今日の晩ご飯
「っ」
男が不意に動く。彼の陰に入るかたちになっていた俺には見えなかったが、待ち人が来たようだ。
「えっ、あっ」
やっぱりというかなんというか、彼はその人に通せんぼして、コートの前をがばりと開けた。あんな典型的な変質者ってまだいたのかよ!
中肉中背、年齢は三十代後半から四十代。いけるかどうか瞬時には測り兼ねたが、通せんぼされているのは女性かこどもにほぼ間違いないので、俺はいくしかないと思った。警官を待ってなどいられない。
「こらてめうぇっ!?」
罵声とともに飛びかかろうとした男の背中が俺のほうに迫り思わずよけてしまう。声も最後が奇声になる。
何が起きた。
彼がうめき声を上げ、地面に倒れ込んでいる。そのそばには学生鞄。そして制服姿の――。
「……!」
「汚いもの見せてんじゃねーよ!」
般若のような顔をした大坂千寿が、息を荒くして、鞄を投げつけた体勢のまま肩をいからせていた。
そのまま、あっけにとられた俺をちらりと見て、認識はしたようであるが、痴漢にとどめを刺したい様子で足さばきも荒くこちらに近づいてくる。
はっとなって、俺は彼女の前に立つ。
「何すんの! どいてよ!」
「駄目だ!」
「犯罪者かばうわけ? こいつ野放しにしといたらほかの女の子が……!」
「そうじゃないって!」
俺を押しのけようとした彼女の手首を掴んで遠ざけてねじ伏せながら、言い聞かせる。
「警察! 呼んであるから! 大坂さんがあんなのに、さわることないから!」
「一発蹴り入れてやんなきゃ気が済まないっつの!」
「大坂さん!」
民家の壁に大坂千寿を押さえつけ、なおも暴れる彼女を力でどうにか押さえ込む。
「変に逆恨みされて、別の意味で狙われたらどうするの!?」
「そんなもの返り討ちに……」
「できないよ! 今ここで俺を振りほどけるわけ!?」
「……っ」
悔しそうな顔をして、大坂千寿が俺を睨みつけ、そして足を振り上げた。
「いっ……!」
「どけってば!」
股間を局所的に狙われ、崩れ落ちる。さすがに、ちょっと、そういうの、反則だと、思います……。
危ないのに。彼女がひとりで成人男性をとっちめることなんて、できないのに、そんな細い背中で、細い腕で。

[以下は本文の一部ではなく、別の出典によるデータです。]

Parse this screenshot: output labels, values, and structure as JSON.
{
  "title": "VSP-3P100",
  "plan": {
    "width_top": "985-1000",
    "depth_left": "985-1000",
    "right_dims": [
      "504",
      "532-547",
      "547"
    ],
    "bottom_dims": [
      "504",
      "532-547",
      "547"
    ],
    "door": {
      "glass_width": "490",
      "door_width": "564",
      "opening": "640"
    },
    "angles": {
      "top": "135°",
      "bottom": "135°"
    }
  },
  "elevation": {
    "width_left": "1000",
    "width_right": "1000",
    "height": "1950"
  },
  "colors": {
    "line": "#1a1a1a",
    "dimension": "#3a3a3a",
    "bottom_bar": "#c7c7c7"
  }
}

でも、ようやく起き上がった変質者のほうに歩いていく彼女を、金蹴りを食らった俺は苦々しく見守るしかできなかった。
「け、ケータイ……警察、警察……」
ポケットからスマホを取り出して、また番号をタップして通報しようとしたところで、ぱたぱたと数名の走ってくる足音がした。
「待ちなさい、お嬢ちゃん!」
「っ」
顔を上げると、制服姿の警官がふたり、駆けてきていた。さすがに、大坂千寿も立ち止まり、あとの処理を警察に任せることにしたらしく、おとなしくなった。
露出狂を捕まえるベテランらしい中年の警官のそばに立ち尽くしている大坂千寿を、ほっとして見つめていると、若い警官のほうがしゃがみ込んでいる俺に近づいてくる。
「大丈夫? 通報してくれたのはきみだね?」
「はい……」
「どうしたの? あいつにやられたの?」
「いや、その……」
「ごめんなさい、あたしがやりました」
しゃんとした声で、大坂千寿が自白する。目を剥いた若い警官が、とりあえず俺たちに、詳しい事情を聞きたいのだと、言ってくる。
その横で俺は不意に、チューリップを手折ったおさない少女のことを思い出していた。
「きみたちは犯罪者の検挙に協力してくれたわけだし、詳しく状況も聞かせてほしいんだ。少し時間がかかるけど、署のほうに、いいかな?」
「はい」
「……はい」
母親に連絡する。今日遅くなるわ。返信で、怒りのスタンプと、今日の夕飯彰吾の大好きなエビフライなんだけどな~、なんて送られてくる。
俺の夕飯、カツ丼になりそうです。